An unexpected but interesting phenomenon occurred to me on the way off the mountain. I was very disappointed because I had not reached the summit of Vinson, but at the same time I had this huge sense of relief because my quest for the Seven Summits seemed to be over. I couldn’t afford to come back to Antarctica and it would be nearly an impossible task to raise the kind of funds needed for Everest. There was some comfort in knowing that I had given it a pretty good shot.
Back at Union Glacier the universe had a different idea about my quest for the Seven Summits. I was just finishing lunch in the mess tent and was about to walk out. Near the door was a table with an empty chair at the end, and the rest of the table was full of people celebrating something. I had to walk by this table to get out of the tent, and I normally would have just walked by, but the celebrating and this empty chair just looked too inviting to pass up. So I sat down and started to talk with the guy to my left. “What’s all the celebrating for?” I asked. “Oh, we just got back from the south pole, what about you?” “I just got back from Vinson.” “How was it?” he asked. “I didn’t make it, I ran out of gas.” “You look about my age, you must be about 50,” he said. “No, I’m 67.” I said. He looked again at me and said, “Really?” We kept talking for a few more minutes and then we got around to what other mountains I had climbed, and I said I had been to Kilimanjaro, Elbrus, Denali, Aconcagua and Everest Base Camp, but never could afford to go to the top. He paused and then said, “Well, I’ll fund you.” And without any hesitation the very next thing he said was, “and I mean it!”

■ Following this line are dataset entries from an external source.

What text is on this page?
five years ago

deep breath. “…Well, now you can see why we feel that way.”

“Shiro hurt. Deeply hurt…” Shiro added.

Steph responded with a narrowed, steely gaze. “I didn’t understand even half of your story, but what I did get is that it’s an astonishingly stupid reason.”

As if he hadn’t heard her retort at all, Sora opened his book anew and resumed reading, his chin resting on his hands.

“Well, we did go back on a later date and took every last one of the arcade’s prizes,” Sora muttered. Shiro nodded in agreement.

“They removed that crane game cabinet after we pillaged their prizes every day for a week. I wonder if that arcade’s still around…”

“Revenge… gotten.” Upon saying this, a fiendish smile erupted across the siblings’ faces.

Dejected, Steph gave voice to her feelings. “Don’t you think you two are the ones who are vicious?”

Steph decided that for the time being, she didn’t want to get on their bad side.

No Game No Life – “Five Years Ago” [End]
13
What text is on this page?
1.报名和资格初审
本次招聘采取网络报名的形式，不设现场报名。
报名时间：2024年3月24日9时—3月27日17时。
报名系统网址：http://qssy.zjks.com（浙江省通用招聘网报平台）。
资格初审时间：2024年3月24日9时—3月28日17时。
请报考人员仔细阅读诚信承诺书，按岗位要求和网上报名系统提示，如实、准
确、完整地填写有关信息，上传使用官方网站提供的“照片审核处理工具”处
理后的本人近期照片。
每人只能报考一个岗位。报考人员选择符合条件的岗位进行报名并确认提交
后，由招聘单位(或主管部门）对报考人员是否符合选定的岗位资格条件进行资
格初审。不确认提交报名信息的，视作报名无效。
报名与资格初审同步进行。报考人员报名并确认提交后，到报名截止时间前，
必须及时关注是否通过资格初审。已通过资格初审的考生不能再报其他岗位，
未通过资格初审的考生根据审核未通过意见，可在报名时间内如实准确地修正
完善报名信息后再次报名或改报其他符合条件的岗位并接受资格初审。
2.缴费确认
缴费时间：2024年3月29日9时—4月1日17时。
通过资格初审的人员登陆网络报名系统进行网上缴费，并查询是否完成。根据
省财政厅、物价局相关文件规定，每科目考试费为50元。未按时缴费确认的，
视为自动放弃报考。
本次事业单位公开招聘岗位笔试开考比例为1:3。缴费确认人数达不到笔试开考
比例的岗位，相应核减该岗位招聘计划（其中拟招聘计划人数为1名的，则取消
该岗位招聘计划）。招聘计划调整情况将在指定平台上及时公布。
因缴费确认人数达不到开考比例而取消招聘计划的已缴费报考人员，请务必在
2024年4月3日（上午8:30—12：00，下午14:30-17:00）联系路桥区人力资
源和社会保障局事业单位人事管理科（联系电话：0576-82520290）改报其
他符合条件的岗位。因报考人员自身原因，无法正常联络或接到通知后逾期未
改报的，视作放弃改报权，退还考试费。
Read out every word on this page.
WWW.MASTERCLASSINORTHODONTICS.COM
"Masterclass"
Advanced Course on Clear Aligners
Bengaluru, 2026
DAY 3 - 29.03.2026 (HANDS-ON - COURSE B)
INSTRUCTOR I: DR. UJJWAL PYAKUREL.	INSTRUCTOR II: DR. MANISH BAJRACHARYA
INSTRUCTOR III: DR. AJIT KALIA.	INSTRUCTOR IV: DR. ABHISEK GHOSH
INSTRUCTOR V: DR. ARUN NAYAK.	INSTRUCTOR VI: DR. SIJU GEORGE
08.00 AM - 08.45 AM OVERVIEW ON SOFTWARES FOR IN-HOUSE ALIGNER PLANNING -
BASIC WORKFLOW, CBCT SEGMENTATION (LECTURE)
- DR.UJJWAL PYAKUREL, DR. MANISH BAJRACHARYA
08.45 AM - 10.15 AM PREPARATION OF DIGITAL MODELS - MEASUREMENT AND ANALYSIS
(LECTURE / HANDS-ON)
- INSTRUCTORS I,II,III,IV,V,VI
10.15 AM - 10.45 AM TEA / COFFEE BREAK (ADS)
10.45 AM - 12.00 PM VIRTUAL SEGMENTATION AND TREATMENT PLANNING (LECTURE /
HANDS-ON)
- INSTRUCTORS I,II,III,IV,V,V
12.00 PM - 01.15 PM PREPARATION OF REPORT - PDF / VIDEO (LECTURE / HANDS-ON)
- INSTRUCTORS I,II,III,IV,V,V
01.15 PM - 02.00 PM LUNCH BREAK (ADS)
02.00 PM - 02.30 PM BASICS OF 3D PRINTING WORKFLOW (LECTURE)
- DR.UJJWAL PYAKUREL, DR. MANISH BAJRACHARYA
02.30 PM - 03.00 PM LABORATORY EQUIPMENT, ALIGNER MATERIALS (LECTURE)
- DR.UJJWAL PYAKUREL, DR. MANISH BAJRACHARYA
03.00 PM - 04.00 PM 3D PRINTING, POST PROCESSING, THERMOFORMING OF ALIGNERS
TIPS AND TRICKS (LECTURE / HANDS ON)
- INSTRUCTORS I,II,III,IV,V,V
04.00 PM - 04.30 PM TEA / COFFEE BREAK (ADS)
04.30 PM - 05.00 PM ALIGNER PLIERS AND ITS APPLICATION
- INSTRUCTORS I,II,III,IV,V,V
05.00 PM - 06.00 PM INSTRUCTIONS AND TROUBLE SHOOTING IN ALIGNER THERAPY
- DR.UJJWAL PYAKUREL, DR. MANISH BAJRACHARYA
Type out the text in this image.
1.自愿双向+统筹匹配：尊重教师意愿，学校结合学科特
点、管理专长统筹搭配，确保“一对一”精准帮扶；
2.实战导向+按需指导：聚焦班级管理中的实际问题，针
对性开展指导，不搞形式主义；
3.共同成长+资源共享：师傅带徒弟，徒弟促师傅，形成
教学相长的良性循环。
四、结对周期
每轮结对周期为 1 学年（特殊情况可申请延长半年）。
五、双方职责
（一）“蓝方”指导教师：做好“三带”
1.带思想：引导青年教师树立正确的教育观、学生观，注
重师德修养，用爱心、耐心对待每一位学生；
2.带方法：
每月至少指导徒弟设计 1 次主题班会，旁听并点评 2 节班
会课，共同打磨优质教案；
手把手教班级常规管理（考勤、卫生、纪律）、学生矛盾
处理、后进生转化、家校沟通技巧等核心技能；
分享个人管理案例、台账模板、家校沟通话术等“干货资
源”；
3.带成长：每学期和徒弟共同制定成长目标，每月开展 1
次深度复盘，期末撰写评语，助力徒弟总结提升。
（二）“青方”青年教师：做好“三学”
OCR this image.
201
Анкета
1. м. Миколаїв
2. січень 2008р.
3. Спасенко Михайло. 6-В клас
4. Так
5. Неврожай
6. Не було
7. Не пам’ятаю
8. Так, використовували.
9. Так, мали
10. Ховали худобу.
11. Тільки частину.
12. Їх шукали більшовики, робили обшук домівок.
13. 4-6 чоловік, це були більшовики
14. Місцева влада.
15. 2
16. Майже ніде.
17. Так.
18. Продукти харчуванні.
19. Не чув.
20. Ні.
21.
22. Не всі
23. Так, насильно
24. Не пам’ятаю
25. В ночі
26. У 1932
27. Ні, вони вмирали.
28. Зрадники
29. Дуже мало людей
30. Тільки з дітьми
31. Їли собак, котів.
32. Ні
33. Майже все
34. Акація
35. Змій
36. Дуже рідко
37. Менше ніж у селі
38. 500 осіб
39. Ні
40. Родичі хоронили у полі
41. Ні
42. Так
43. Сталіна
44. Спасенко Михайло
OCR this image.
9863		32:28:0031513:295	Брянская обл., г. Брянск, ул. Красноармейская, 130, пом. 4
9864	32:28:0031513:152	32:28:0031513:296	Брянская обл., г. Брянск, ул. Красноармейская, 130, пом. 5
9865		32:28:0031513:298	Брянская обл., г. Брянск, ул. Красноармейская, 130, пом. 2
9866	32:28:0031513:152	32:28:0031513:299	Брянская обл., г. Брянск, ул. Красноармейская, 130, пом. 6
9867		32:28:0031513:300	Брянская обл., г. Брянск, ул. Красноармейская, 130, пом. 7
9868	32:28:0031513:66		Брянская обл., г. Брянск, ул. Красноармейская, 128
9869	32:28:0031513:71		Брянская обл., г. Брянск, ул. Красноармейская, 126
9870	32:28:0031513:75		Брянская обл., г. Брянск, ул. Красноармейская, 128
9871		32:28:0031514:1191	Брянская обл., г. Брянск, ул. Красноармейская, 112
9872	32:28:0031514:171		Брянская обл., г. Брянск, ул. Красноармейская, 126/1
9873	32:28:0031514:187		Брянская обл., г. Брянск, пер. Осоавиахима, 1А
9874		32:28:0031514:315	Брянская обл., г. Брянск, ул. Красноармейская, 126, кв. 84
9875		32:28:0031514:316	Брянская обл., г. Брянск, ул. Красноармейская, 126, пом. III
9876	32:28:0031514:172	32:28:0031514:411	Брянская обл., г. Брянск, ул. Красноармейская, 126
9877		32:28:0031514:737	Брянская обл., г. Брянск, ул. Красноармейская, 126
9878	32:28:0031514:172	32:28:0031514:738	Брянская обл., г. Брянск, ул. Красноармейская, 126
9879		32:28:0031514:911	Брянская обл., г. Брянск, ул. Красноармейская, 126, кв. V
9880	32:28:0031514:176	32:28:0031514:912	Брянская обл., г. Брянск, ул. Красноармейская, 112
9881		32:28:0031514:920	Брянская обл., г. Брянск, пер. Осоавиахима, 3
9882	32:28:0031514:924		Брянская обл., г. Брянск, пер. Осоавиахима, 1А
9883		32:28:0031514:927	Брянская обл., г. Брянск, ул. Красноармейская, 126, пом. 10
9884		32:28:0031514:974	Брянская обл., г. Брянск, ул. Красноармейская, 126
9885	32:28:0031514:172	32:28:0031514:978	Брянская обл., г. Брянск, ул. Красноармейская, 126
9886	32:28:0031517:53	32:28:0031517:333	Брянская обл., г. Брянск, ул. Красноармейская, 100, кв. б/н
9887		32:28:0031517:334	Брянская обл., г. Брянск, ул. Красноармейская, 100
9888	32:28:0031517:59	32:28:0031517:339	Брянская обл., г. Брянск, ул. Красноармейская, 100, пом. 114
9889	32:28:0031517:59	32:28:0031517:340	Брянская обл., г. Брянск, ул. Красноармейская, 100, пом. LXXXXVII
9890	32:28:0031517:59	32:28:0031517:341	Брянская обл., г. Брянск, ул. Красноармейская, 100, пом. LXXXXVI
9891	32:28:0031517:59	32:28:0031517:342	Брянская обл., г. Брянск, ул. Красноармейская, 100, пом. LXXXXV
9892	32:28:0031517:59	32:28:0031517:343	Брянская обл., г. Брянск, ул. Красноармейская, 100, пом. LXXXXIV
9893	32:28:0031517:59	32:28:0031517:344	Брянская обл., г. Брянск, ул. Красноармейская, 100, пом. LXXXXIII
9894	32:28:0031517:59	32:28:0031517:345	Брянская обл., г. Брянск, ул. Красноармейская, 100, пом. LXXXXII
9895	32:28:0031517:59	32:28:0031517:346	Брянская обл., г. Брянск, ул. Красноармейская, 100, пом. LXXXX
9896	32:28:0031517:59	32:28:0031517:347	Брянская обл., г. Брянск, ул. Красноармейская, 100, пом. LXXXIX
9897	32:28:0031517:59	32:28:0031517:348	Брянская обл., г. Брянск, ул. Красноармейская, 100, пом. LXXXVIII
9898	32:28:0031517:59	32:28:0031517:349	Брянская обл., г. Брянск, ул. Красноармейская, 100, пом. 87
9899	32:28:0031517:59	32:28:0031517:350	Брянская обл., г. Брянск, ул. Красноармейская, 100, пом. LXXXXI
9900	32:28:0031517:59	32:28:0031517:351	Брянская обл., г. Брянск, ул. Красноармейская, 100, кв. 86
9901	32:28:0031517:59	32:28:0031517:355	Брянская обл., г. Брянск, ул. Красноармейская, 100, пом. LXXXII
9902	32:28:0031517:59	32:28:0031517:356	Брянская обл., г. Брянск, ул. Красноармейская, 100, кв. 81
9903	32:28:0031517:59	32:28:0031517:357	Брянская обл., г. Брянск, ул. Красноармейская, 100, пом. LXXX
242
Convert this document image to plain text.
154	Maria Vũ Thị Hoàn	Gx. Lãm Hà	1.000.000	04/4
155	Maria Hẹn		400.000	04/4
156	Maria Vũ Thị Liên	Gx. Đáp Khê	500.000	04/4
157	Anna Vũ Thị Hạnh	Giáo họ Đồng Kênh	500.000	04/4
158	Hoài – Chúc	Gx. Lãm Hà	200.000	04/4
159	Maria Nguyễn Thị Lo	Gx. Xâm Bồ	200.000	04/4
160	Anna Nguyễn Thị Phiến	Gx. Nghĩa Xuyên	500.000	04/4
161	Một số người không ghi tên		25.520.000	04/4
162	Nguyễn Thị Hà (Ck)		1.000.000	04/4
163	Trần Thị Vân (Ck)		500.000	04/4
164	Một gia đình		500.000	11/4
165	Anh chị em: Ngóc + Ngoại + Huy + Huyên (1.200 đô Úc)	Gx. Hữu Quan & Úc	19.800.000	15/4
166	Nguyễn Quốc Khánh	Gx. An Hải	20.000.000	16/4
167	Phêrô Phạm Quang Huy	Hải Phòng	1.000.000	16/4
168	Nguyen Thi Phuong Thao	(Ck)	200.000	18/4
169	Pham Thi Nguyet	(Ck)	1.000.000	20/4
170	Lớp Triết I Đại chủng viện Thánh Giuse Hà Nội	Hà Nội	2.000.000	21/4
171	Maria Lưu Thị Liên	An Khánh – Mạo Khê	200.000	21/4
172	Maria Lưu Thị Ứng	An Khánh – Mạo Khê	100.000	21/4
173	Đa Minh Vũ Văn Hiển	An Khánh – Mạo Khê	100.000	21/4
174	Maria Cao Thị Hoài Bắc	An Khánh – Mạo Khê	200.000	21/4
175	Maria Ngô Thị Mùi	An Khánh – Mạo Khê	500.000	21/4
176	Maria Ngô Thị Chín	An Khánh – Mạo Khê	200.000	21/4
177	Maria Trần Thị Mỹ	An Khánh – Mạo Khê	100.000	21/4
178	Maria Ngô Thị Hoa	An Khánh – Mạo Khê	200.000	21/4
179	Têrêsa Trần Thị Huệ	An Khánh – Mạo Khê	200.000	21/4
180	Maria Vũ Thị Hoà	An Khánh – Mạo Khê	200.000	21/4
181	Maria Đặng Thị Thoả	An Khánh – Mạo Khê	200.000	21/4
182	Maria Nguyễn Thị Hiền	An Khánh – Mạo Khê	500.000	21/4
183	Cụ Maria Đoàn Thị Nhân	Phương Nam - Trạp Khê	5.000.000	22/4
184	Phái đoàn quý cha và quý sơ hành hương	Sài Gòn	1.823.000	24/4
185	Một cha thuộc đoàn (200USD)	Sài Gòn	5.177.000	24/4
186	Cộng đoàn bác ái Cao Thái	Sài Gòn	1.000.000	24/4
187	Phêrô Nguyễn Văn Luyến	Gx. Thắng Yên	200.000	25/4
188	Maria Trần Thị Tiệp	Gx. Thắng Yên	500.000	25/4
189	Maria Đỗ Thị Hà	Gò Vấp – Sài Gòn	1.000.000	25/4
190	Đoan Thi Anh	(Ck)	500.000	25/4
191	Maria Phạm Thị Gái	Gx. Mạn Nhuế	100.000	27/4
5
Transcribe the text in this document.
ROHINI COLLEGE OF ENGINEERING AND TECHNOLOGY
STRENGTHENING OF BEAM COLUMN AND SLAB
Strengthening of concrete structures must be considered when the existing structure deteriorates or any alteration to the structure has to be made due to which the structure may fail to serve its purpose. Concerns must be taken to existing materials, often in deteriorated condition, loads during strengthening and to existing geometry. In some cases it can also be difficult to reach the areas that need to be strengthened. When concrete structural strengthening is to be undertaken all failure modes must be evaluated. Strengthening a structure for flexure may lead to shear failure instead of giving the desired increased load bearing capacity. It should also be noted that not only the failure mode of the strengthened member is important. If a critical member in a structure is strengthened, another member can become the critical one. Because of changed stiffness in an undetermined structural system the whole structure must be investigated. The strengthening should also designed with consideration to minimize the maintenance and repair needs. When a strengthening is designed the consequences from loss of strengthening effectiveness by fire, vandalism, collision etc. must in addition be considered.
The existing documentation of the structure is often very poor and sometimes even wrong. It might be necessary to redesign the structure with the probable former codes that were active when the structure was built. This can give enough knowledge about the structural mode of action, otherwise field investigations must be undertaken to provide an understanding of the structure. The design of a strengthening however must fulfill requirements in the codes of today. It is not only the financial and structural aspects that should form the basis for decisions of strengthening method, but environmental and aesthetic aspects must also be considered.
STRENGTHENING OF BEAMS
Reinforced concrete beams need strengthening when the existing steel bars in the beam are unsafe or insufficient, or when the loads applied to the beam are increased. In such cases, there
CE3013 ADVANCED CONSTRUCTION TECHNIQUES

Within that instant Andy changed my life. My journey to Everest was not over. Andy was meant to be in that tent at that time and I was meant to sit down in that empty chair. That’s how the universe works. We shook hands and that is all there has ever been of any formality about our relationship. He is a man of his word, and all fees and expenses are being taken care of. I developed a Prospectus for our Everest Project that he approved and then I started getting into the best shape of my life. He is a man of his word, and all fees and expenses were taken care of.
My training consisted of working with TJ on upper body and leg strength in preparation for Everest, working out in my own gym on leg and core strength, cross training on a road bike, walking with a 65# pack in my neighborhood, hill climbing with a 65# pack, and just doing a lot of climbing. I did 14 mountains 10,000 ft. to 14,505 ft. during the summer of 2013, and went back to Mt. Vinson (16,067 ft.) in December 2013 and summited on January 5, 2014.
In March of 2014, I left for Everest. Five weeks later on April 18, the fatal avalanche closed the mountain and ended my attempt to become the oldest American to summit Mt Everest.